An island that takes your breath away, literally speaking! It is the smallest, and you can easily visit interesting places and beaches by bicycle. It is mostly a flat ride unless you are going to the other side of the island towards Grand Anse. There is also a taxi service on the island with electric golf-cart vehicles and a few cars. Many choose to come to La Digue on a day trip from Mahé or Praslin, and that’s a shame because it’s so beautiful.
In the eastern half of La Digue is the 333-meter-high peak, Nid d’Aigle (Eagle’s Nest), while the north-western part consists of flat plains. The island is almost entirely surrounded by a coral reef, so it is possible to swim or dive in many of the island’s bays. Most accommodation on the island is simple: smaller hotels, guesthouses and houses for rent. They can be found mainly on the west coast, in and around La Passe. The only ‘bigger’ city on the island is Anse Réunion, which has banks, shops, restaurants and bicycle rentals.
Anse Source d’Argent
This island has one of the most beautiful beaches in the world and the most famous in the Seychelles: Anse Source D’Argent. The photos of the beach are beautiful. In real life, it is even more beautiful! The beach can be reached through a protected area, so at the entrance to the Union Estate you pay 100 Seychelles rupees (approx. 50 HRK). The property used to be a vanilla and coconut plantation. Giant tortoises, vanilla vines, coconuts and various palm trees and outbuildings can be seen. The beach can be reached by bicycle or organized transport. The beach is bordered by large granite rocks around which the best places for photography can be reached on foot in the sand. Along the beach are two wooden bars selling fresh juices and simple food.
There are many other beaches on the island where there are almost deserted. There are no catering facilities either, so you need to bring plenty of fluids and food with you. Grand Anse is one of the most beautiful beaches in the Seychelles. There may be strong currents, so care should be taken. It is recommended not to swim too far from the shore. The beach is just a short walk from her other “sister” – Petite Anse – and offers similar scenery and features. Some, though, suggest that Petite Anse is more beautiful than Grand Anse, thanks in part to the presence of only a few visitors and to the amazing scenery.
Anse La Réunion is a beach next to the main settlement. Thanks to its location, it provides a variety of activities. It is close to many hotels and guesthouses. Anse Sévère is a beautiful beach known for snorkeling. It is ideal for swimming. Apart from these two, there are many other beaches on the island, with few visitors. This is understandable, as they are not easily accessible requiring hiking and climbing.

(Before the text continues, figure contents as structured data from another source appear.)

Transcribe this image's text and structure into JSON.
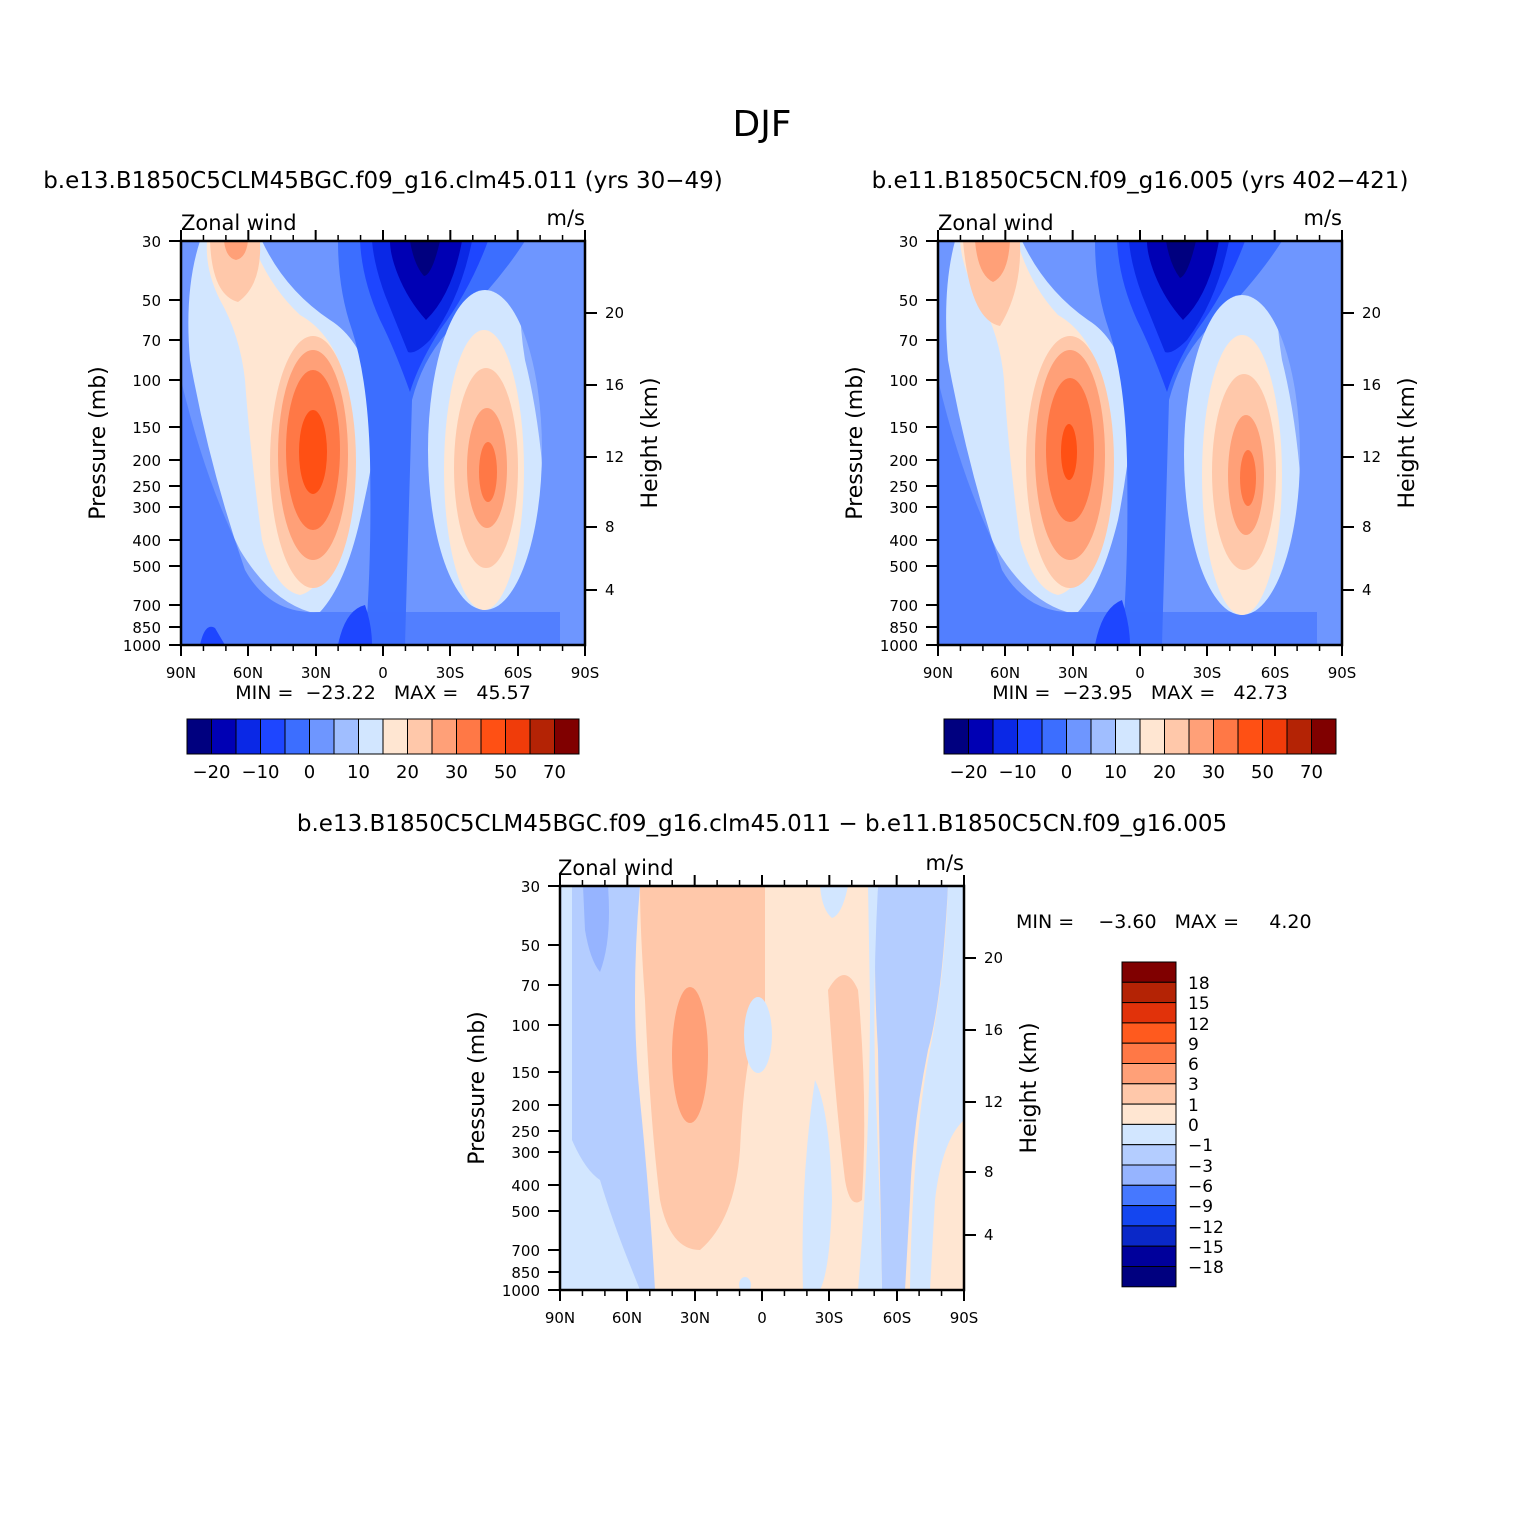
{
  "main_title": "DJF",
  "chart_data": [
    {
      "type": "heatmap",
      "title": "b.e13.B1850C5CLM45BGC.f09_g16.clm45.011 (yrs 30−49)",
      "left_label": "Zonal wind",
      "right_label": "m/s",
      "ylabel": "Pressure (mb)",
      "ylabel_right": "Height (km)",
      "x_ticks": [
        "90N",
        "60N",
        "30N",
        "0",
        "30S",
        "60S",
        "90S"
      ],
      "y_ticks": [
        "30",
        "50",
        "70",
        "100",
        "150",
        "200",
        "250",
        "300",
        "400",
        "500",
        "700",
        "850",
        "1000"
      ],
      "y_right_ticks": [
        "20",
        "16",
        "12",
        "8",
        "4"
      ],
      "min_max": "MIN =  −23.22   MAX =   45.57",
      "jets": [
        {
          "lat": 30,
          "pressure_mb": 200,
          "value": 45.57
        },
        {
          "lat": -47,
          "pressure_mb": 220,
          "value": 38
        }
      ],
      "stratospheric_min": {
        "lat": -15,
        "pressure_mb": 30,
        "value": -23.22
      },
      "colorbar_labels": [
        "−20",
        "−10",
        "0",
        "10",
        "20",
        "30",
        "50",
        "70"
      ],
      "colors": [
        "#00007f",
        "#0000b4",
        "#0a28e6",
        "#1e46ff",
        "#3c6eff",
        "#6e96ff",
        "#a0beff",
        "#d2e6ff",
        "#ffe6d2",
        "#ffc8aa",
        "#ffa078",
        "#ff7846",
        "#ff5014",
        "#f03c0a",
        "#b42305",
        "#800000"
      ]
    },
    {
      "type": "heatmap",
      "title": "b.e11.B1850C5CN.f09_g16.005 (yrs 402−421)",
      "left_label": "Zonal wind",
      "right_label": "m/s",
      "ylabel": "Pressure (mb)",
      "ylabel_right": "Height (km)",
      "x_ticks": [
        "90N",
        "60N",
        "30N",
        "0",
        "30S",
        "60S",
        "90S"
      ],
      "y_ticks": [
        "30",
        "50",
        "70",
        "100",
        "150",
        "200",
        "250",
        "300",
        "400",
        "500",
        "700",
        "850",
        "1000"
      ],
      "y_right_ticks": [
        "20",
        "16",
        "12",
        "8",
        "4"
      ],
      "min_max": "MIN =  −23.95   MAX =   42.73",
      "jets": [
        {
          "lat": 30,
          "pressure_mb": 200,
          "value": 42.73
        },
        {
          "lat": -48,
          "pressure_mb": 230,
          "value": 36
        }
      ],
      "stratospheric_min": {
        "lat": -15,
        "pressure_mb": 30,
        "value": -23.95
      },
      "colorbar_labels": [
        "−20",
        "−10",
        "0",
        "10",
        "20",
        "30",
        "50",
        "70"
      ],
      "colors": [
        "#00007f",
        "#0000b4",
        "#0a28e6",
        "#1e46ff",
        "#3c6eff",
        "#6e96ff",
        "#a0beff",
        "#d2e6ff",
        "#ffe6d2",
        "#ffc8aa",
        "#ffa078",
        "#ff7846",
        "#ff5014",
        "#f03c0a",
        "#b42305",
        "#800000"
      ]
    },
    {
      "type": "heatmap",
      "title": "b.e13.B1850C5CLM45BGC.f09_g16.clm45.011 − b.e11.B1850C5CN.f09_g16.005",
      "left_label": "Zonal wind",
      "right_label": "m/s",
      "ylabel": "Pressure (mb)",
      "ylabel_right": "Height (km)",
      "x_ticks": [
        "90N",
        "60N",
        "30N",
        "0",
        "30S",
        "60S",
        "90S"
      ],
      "y_ticks": [
        "30",
        "50",
        "70",
        "100",
        "150",
        "200",
        "250",
        "300",
        "400",
        "500",
        "700",
        "850",
        "1000"
      ],
      "y_right_ticks": [
        "20",
        "16",
        "12",
        "8",
        "4"
      ],
      "min_max": "MIN =    −3.60   MAX =     4.20",
      "colorbar_labels": [
        "18",
        "15",
        "12",
        "9",
        "6",
        "3",
        "1",
        "0",
        "−1",
        "−3",
        "−6",
        "−9",
        "−12",
        "−15",
        "−18"
      ],
      "colors": [
        "#800000",
        "#b42305",
        "#e1320a",
        "#ff5a1e",
        "#ff7846",
        "#ffa078",
        "#ffc8aa",
        "#ffe6d2",
        "#d2e6ff",
        "#b4cdff",
        "#96b4ff",
        "#4678ff",
        "#1446f0",
        "#0a28c8",
        "#00009b",
        "#00007f"
      ]
    }
  ]
}
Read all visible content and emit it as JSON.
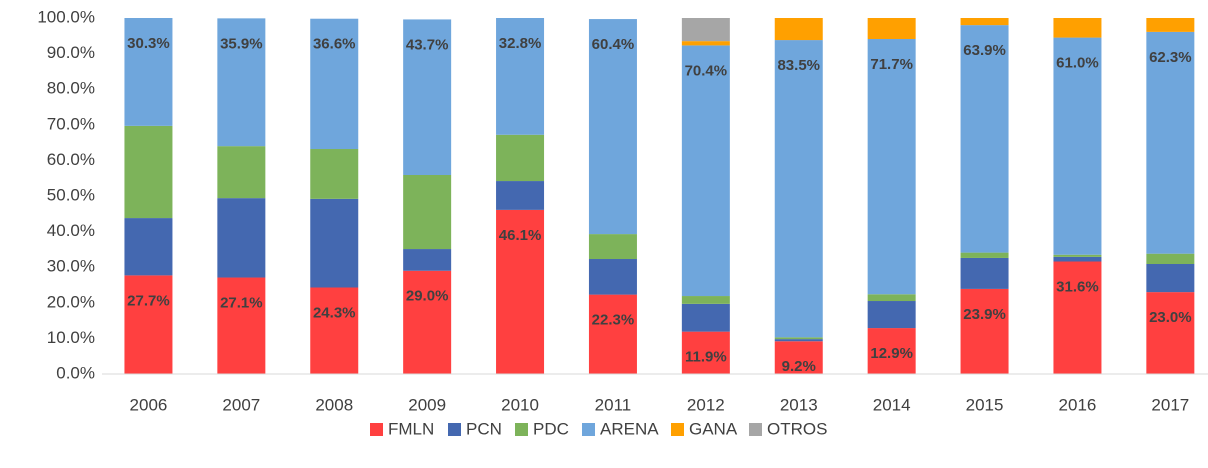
{
  "chart_data": {
    "type": "stacked_bar",
    "categories": [
      "2006",
      "2007",
      "2008",
      "2009",
      "2010",
      "2011",
      "2012",
      "2013",
      "2014",
      "2015",
      "2016",
      "2017"
    ],
    "series": [
      {
        "name": "FMLN",
        "color": "#ff4040",
        "values": [
          27.7,
          27.1,
          24.3,
          29.0,
          46.1,
          22.3,
          11.9,
          9.2,
          12.9,
          23.9,
          31.6,
          23.0
        ],
        "value_labels": [
          "27.7%",
          "27.1%",
          "24.3%",
          "29.0%",
          "46.1%",
          "22.3%",
          "11.9%",
          "9.2%",
          "12.9%",
          "23.9%",
          "31.6%",
          "23.0%"
        ]
      },
      {
        "name": "PCN",
        "color": "#4468b0",
        "values": [
          16.1,
          22.3,
          24.9,
          6.1,
          8.1,
          10.0,
          7.8,
          0.6,
          7.6,
          8.7,
          1.3,
          7.9
        ]
      },
      {
        "name": "PDC",
        "color": "#7db35a",
        "values": [
          25.9,
          14.6,
          14.0,
          20.8,
          13.0,
          7.0,
          2.2,
          0.5,
          1.9,
          1.5,
          0.6,
          2.9
        ]
      },
      {
        "name": "ARENA",
        "color": "#6fa6dc",
        "values": [
          30.3,
          35.9,
          36.6,
          43.7,
          32.8,
          60.4,
          70.4,
          83.5,
          71.7,
          63.9,
          61.0,
          62.3
        ],
        "value_labels": [
          "30.3%",
          "35.9%",
          "36.6%",
          "43.7%",
          "32.8%",
          "60.4%",
          "70.4%",
          "83.5%",
          "71.7%",
          "63.9%",
          "61.0%",
          "62.3%"
        ]
      },
      {
        "name": "GANA",
        "color": "#ffa000",
        "values": [
          0,
          0,
          0,
          0,
          0,
          0,
          1.2,
          6.2,
          5.9,
          2.0,
          5.5,
          3.9
        ]
      },
      {
        "name": "OTROS",
        "color": "#a6a6a6",
        "values": [
          0,
          0,
          0,
          0,
          0,
          0,
          6.5,
          0,
          0,
          0,
          0,
          0
        ]
      }
    ],
    "ylim": [
      0,
      100
    ],
    "yticks": [
      {
        "value": 0,
        "label": "0.0%"
      },
      {
        "value": 10,
        "label": "10.0%"
      },
      {
        "value": 20,
        "label": "20.0%"
      },
      {
        "value": 30,
        "label": "30.0%"
      },
      {
        "value": 40,
        "label": "40.0%"
      },
      {
        "value": 50,
        "label": "50.0%"
      },
      {
        "value": 60,
        "label": "60.0%"
      },
      {
        "value": 70,
        "label": "70.0%"
      },
      {
        "value": 80,
        "label": "80.0%"
      },
      {
        "value": 90,
        "label": "90.0%"
      },
      {
        "value": 100,
        "label": "100.0%"
      }
    ],
    "grid": false,
    "legend": "bottom"
  }
}
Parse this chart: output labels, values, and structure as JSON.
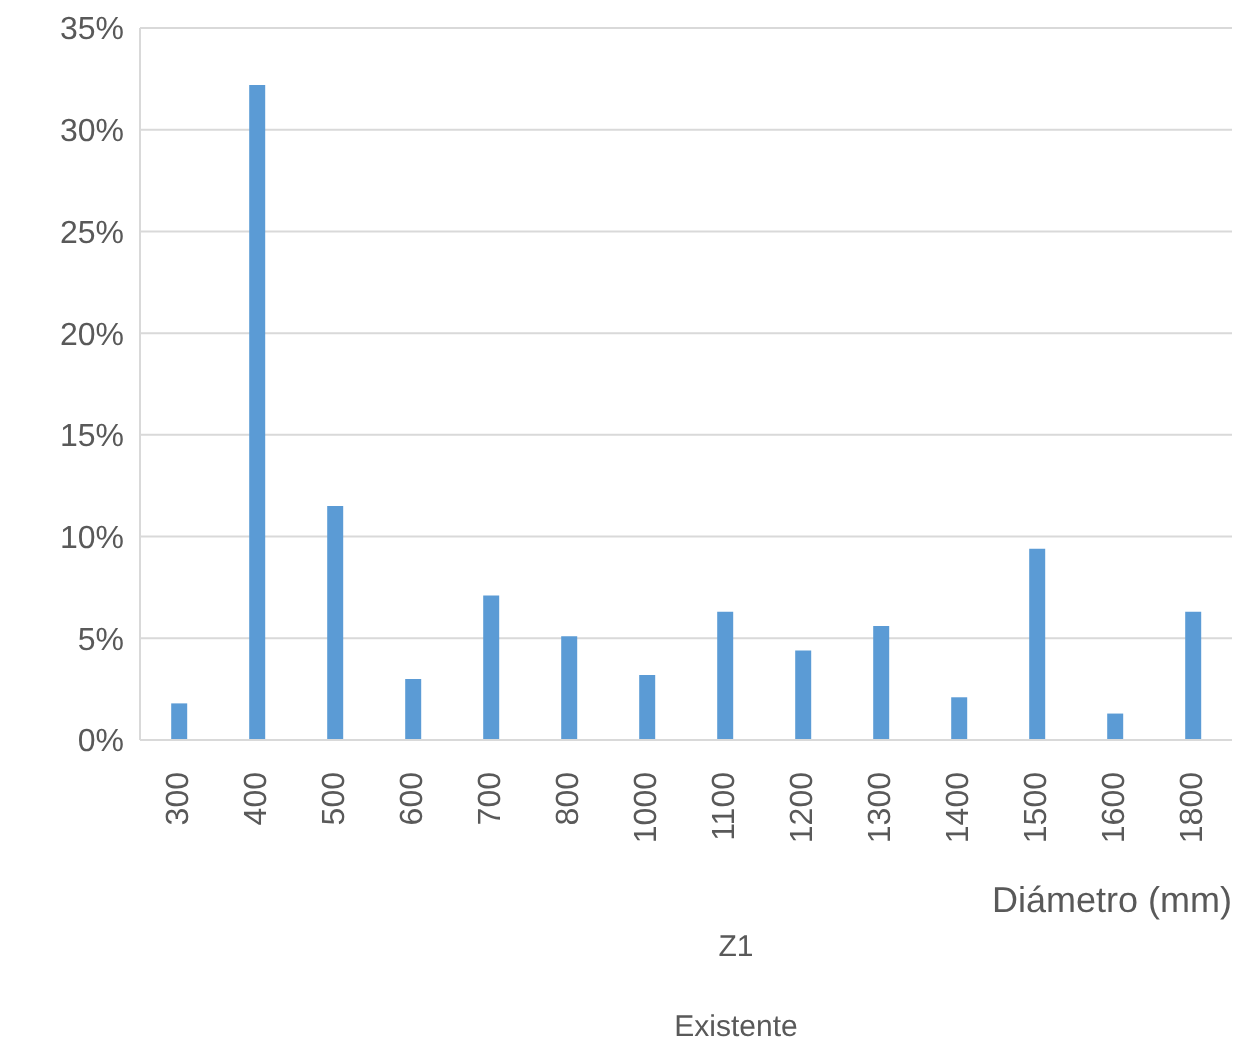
{
  "chart_data": {
    "type": "bar",
    "xlabel": "Diámetro (mm)",
    "annotations": [
      "Z1",
      "Existente"
    ],
    "categories": [
      "300",
      "400",
      "500",
      "600",
      "700",
      "800",
      "1000",
      "1100",
      "1200",
      "1300",
      "1400",
      "1500",
      "1600",
      "1800"
    ],
    "values": [
      1.8,
      32.2,
      11.5,
      3.0,
      7.1,
      5.1,
      3.2,
      6.3,
      4.4,
      5.6,
      2.1,
      9.4,
      1.3,
      6.3
    ],
    "color": "#5b9bd5",
    "ylim": [
      0,
      35
    ],
    "yticks": [
      {
        "value": 0,
        "label": "0%"
      },
      {
        "value": 5,
        "label": "5%"
      },
      {
        "value": 10,
        "label": "10%"
      },
      {
        "value": 15,
        "label": "15%"
      },
      {
        "value": 20,
        "label": "20%"
      },
      {
        "value": 25,
        "label": "25%"
      },
      {
        "value": 30,
        "label": "30%"
      },
      {
        "value": 35,
        "label": "35%"
      }
    ],
    "grid": "y",
    "legend": false
  }
}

In the center of the island there is a small nature reserve: the Veuve Reserve. This is the breeding ground for the Seychelles paradise flycatcher, an endemic species, which immediately catches the eye with its dark blue color. The striking long black tail of the male also gave the name “vèv” (widower) for this species. At the information center at the main entrance (the only environmental agency in La Digue) you can find literature on the nature of the Seychelles and ask an expert guide to guide you around the reserve (with prior registration). The reserve can be easily explored, though, without a guide. It is well organized and impossible to get lost.
Seychelles: good to know which are the most beautiful beaches
- Anse Source d’Argent · La Digue
- Anse Lazio · Praslin
- Anse Georgette · Praslin
- Grand Anse · La Digue
- Anse Intendance · Mahé
It should be borne in mind that for entering the Republic of Seychelles, you need health insurance that covers treatment against possible infections and illnesses caused by the Covid 19 virus. Having considered several options, we found that the Nomago agency offered one of the best ones. However, the German CareMed offered exactly what we needed, and we took their insurance.